Furred Game Drag Track

 

The judges lay a 300-meter fox drag (fox should be provided by the handler).  The handler must send the dog with 1 command.  The dog must complete the track and retrieve the fox to hand.  The manner of working the track and the retrieve are both taken into account for scoring, as well as the use of the nose, perseverance, and desire.  There are two parts to scoring: the track and the retrieve.

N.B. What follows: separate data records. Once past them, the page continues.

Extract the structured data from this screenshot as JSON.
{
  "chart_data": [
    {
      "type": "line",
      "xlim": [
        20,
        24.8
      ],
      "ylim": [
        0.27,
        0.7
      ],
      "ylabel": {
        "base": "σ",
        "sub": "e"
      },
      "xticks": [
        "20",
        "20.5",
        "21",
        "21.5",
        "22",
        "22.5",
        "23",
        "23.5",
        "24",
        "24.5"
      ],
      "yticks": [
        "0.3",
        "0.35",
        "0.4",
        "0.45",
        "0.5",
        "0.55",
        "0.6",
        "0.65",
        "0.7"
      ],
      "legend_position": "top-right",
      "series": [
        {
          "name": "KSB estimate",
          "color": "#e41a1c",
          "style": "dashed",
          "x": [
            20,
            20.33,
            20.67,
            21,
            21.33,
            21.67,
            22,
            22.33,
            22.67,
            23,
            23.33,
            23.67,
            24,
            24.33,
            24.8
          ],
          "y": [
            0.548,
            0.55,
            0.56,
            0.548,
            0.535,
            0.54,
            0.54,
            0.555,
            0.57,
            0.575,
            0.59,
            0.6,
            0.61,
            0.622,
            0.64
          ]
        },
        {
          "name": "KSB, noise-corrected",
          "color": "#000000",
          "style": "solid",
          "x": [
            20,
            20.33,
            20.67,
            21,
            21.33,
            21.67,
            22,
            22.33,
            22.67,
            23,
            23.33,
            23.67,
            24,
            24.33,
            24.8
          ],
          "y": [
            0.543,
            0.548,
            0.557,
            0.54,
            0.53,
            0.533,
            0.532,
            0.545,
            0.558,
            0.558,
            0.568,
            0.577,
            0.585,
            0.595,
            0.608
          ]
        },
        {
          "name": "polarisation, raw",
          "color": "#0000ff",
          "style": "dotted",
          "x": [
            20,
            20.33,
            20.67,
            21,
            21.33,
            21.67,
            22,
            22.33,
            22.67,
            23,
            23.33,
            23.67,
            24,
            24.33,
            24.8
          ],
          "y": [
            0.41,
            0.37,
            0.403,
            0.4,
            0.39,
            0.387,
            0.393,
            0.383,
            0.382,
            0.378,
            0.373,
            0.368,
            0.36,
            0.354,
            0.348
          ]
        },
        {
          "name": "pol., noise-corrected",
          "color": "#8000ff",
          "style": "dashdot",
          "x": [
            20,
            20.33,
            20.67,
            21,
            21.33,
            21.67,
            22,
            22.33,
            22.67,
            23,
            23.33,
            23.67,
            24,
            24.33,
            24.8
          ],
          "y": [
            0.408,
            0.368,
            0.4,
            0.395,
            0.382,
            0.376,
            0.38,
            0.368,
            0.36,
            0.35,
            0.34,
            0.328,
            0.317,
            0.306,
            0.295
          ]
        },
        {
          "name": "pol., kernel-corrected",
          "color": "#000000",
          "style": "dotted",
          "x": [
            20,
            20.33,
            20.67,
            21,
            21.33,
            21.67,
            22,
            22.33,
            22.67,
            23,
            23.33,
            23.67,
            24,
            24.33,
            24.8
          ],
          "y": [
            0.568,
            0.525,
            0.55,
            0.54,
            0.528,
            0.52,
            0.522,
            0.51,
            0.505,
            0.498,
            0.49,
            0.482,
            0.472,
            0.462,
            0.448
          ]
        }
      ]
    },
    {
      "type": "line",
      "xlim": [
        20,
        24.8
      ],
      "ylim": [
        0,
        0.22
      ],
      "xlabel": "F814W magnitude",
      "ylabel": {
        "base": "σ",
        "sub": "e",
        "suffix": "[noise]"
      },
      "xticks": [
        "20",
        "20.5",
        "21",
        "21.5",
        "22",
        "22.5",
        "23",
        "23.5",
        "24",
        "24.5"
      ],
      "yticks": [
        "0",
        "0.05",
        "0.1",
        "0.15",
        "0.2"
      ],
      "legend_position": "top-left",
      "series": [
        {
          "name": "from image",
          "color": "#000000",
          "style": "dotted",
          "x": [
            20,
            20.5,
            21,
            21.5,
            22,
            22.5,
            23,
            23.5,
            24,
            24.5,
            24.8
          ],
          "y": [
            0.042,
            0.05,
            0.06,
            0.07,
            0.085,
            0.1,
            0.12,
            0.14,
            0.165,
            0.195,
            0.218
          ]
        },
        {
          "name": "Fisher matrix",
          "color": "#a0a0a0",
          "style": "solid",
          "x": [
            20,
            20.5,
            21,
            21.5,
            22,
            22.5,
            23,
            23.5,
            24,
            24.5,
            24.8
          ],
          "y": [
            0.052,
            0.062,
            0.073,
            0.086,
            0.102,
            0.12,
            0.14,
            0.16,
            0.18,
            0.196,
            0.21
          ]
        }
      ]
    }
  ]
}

Furred Game Retrieve Over Obstacle

 

A fox is placed behind a natural barrier (usually about 30 inches tall).  The handler must send the dog with one command.  The dog must jump over the obstacle to retrieve the fox to hand.

Independent Forest Search

 

The dog is sent to search a wooded area that is not known for holding game.  The dog is expected to search diligently until called back by its handler.  Perseverance, passion, and boldness are all taken into account for the rating of a dog.  Generally, the judges want to see a dog search the woods for 10 minutes without another command from their handler before they will allow the dog to be called back.

 

Dense Cover Search

 

In this portion of the test, the dog and handler are asked to search a dense wooded stand.  The dog will be required to demonstrate a calm and purposeful search.  The judges will fire a few shots randomly during the search.  The dog is expected to remain calm and under the control of their handler even while the shots occur.

 
 

In the obedience portion of the VGP, there are seven main categories being evaluated:

 

Obedience During the Driven Hunt

 

The dog is put on a down-stay or a sit-stay and expected to remain quietly by the handlers side while a mock driven hunt is conducted right in front of the dog.  The driven hunt consists of several people yelling and shooting as they push through the woods in front of the dog.

 

Heeling On Lead

 

The dog is required to heel on lead with its handler while weaving in and out of trees in a wooded area.

 

Heeling Off-Lead

 

The dog is required to heel off lead with its handler.  The judges will ask the handler to vary walking/running speed, stop, and change directions to evaluate the dog's ability to heel off-lead.

 

Down/Stay

 

The dog is placed on a down/stay while the handler walks out of sight.  The handler fires a couple of shots before returning to the dog.  The dog must remain in place throughout the entire process.

 

Steadiness to Wing

 

During the field portion of the VGP, the dog is expected to remain steady to the flush of a gamebird.

 

Steadiness to Shot

 

During the field portion of the VGP, the dog is expected to remain steady to the shot after a gamebird is flushed.

 

Overall Obedience

 

A dog's obedience is judged during the entire time of the 2-day test.  A dog should be under the handler's control at all times...whether the handler is sending the dog for a retrieve or just walking the dog back to the car.

 
 

It is most desirable that the DL successfully complete the Schorlemer HZP, aka SP, as a demonstration of its early breeding suitability; as well as the JGHV Association Utility Test (VGP), the Retrieve Reliablity Test on Natural Wound Track (Vbr), the JGHV Association Blood Tracking Test (VSwP), the Retrieve Reliability Test (Btr); Natural Blood Tracking (,,:'') or (:) repectively, and the performance award Wild Boar ("LzS") as demonstrations of the dog's ability to withstand great stress while hunting.

 

IVGP (or INT.VGP) = International Association Utility Test

 

Award Designations
A.H. = Armbruster-Halt-Award

 

All certified JGHV judges have successfully trained and handled a dog through all tests and have served as an apprentice judge at a minimum of two times for each level of testing.